Am 30. Januar beriet der Umweltausschuß des Deutschen Bundestages über den "Zweiten Jahres-bericht über die Fortschritte bei der Durchführung des Fonds für die Ummantelung des Tschernobyl-Reaktors" und über eine darauf basierende Beschlußvorlage für den Europarat.
Beide Papiere sind schon im Februar 2001 geschrieben worden - haben also fast ein Jahr gebraucht, um im Bundestag beraten zu werden.
Als zentrale Begründung für die beabsichtige Zahlung von 768 Millionen US$ wird die "Bewältigung einer schwerwiegenden Sicherheitsgefahr für das Land selbst wie auch für Europa insgesamt" angegeben.
Diese Begründung entbehrt jeder Grundlage, stellt der Physiker Dr. Sebastian Pflugbeil, Präsident der Gesellschaft für Strahlenschutz, fest. Bei allen Mängeln, die der existierende Sarkophag aufweise, würde selbst der Einsturz des Sarkophags weder die Ukraine noch Europa insgesamt in irgendeiner Form gefährden.

Bis heute würden alle Angaben über den Unfallablauf, das Ausmaß der Radioaktivitätsfreisetzungen und die Menge des im Reaktor verbliebenen Kernbrennstoffs ausschließlich auf Angaben aus russischen/ukrainischen Quellen zurückgehen. Bis heute habe kein einziger Gutachter aus dem Westen eigene Messung innerhalb des Sarkophags angestellt.

Am 2. Mai 1986, also 6 Tage nach der Explosion, wurde in Moskau am grünen Tisch abgeschätzt, daß nur 3,5 Prozent des radioaktiven Inventars des Reaktors in die Umgebung gelangt sei und etwa 95 Prozent des Kernbrennstoffs sich noch im Reaktorschacht befände. Damals gab es noch keine Messungen, keiner der hochkarätigen Fachleute hat damals den zerstörten Reaktor gesehen.
Der Atomphysiker Konstantin P. Tschetscherov (Kurtschatov-Institut, Moskau) hat sich in mehr als 100 Publikationen allein mit dem zerstörten Reaktor auseinandergesetzt. Er ist 3mal persönlich in den Reaktorschacht geklettert. Tschetscherov hat festgestellt und dokumentiert, daß der Reaktorschacht praktisch leer ist, die bisherigen Annahmen über den Verbleib des Kernbrennstoffs also falsch sind.
Er zieht nach den gefährlichen Exkursionen in den Sarkophag und umfangreichen Berechnungen den Schluß, daß bis zu 95 Prozent des Kernbrennstoffs freigesetzt wären und nur rund 5 Prozent sich noch irgendwo im Sarkophag befänden.

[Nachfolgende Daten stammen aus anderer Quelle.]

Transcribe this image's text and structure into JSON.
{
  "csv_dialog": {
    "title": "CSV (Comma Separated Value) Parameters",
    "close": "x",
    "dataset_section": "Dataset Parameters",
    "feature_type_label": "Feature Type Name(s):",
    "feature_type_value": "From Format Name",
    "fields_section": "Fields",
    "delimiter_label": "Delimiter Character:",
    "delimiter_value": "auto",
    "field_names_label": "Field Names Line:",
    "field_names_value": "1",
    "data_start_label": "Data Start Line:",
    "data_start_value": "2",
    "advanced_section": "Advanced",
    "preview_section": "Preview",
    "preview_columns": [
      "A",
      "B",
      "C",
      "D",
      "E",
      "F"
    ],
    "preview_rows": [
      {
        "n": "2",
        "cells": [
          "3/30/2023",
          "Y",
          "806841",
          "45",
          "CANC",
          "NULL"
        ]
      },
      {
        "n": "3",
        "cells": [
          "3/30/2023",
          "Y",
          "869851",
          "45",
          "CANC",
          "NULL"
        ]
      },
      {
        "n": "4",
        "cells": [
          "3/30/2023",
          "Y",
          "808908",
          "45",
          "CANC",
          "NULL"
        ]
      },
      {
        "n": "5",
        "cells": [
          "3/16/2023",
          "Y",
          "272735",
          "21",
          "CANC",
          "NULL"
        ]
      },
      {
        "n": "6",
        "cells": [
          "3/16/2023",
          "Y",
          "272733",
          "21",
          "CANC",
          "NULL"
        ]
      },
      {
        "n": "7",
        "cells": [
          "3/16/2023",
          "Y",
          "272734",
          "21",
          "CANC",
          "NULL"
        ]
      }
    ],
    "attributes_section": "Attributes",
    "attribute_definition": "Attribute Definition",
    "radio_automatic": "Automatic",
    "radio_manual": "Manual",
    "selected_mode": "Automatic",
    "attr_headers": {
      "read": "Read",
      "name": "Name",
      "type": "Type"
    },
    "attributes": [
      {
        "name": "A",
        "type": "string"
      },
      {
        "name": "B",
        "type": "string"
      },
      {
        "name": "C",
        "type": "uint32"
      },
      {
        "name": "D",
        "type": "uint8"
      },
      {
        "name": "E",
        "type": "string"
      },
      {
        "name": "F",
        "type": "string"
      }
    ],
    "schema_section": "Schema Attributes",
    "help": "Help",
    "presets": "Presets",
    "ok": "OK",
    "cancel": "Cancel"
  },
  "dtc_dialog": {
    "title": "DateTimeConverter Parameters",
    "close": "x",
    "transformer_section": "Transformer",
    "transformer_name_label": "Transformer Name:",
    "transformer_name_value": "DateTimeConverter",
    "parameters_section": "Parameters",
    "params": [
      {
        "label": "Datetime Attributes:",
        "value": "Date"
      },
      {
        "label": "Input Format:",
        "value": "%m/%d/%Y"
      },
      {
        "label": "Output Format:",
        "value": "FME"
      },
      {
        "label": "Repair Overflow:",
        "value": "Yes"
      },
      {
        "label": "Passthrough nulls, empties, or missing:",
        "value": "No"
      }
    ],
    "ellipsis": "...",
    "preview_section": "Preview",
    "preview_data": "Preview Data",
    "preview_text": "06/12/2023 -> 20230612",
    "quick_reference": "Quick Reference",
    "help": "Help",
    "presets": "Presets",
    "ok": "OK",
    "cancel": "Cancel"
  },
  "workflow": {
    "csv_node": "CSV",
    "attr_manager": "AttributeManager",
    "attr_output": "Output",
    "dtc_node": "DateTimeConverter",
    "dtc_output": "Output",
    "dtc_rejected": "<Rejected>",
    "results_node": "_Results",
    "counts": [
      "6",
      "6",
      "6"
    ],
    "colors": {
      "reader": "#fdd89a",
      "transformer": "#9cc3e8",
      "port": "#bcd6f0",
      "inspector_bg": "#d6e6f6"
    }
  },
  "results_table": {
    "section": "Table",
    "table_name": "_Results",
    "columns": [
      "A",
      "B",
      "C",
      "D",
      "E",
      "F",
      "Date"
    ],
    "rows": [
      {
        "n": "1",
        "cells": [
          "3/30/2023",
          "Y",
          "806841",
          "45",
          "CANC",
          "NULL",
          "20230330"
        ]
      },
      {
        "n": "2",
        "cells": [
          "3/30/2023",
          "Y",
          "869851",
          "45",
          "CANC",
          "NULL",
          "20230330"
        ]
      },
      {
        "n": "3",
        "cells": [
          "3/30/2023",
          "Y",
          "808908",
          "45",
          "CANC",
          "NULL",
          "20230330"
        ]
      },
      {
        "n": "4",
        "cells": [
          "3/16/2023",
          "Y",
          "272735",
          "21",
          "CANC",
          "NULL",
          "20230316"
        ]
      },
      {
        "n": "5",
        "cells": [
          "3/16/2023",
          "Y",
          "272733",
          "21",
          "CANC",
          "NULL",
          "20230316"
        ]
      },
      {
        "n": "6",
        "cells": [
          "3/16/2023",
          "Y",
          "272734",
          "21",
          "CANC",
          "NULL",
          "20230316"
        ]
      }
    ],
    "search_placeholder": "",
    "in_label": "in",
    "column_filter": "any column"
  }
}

Bei der Finanzierung des zweiten Sarkophags - auch deutsche Firmen wollen von diesem Mammutprojekt profitieren - würde jedoch unverändert behauptet, daß sich noch 95 Prozent des Brennstoffs im Sarkophag befinden (ohne sagen zu können, wo). Auch das Umweltministerium vertritt diese Auffassung.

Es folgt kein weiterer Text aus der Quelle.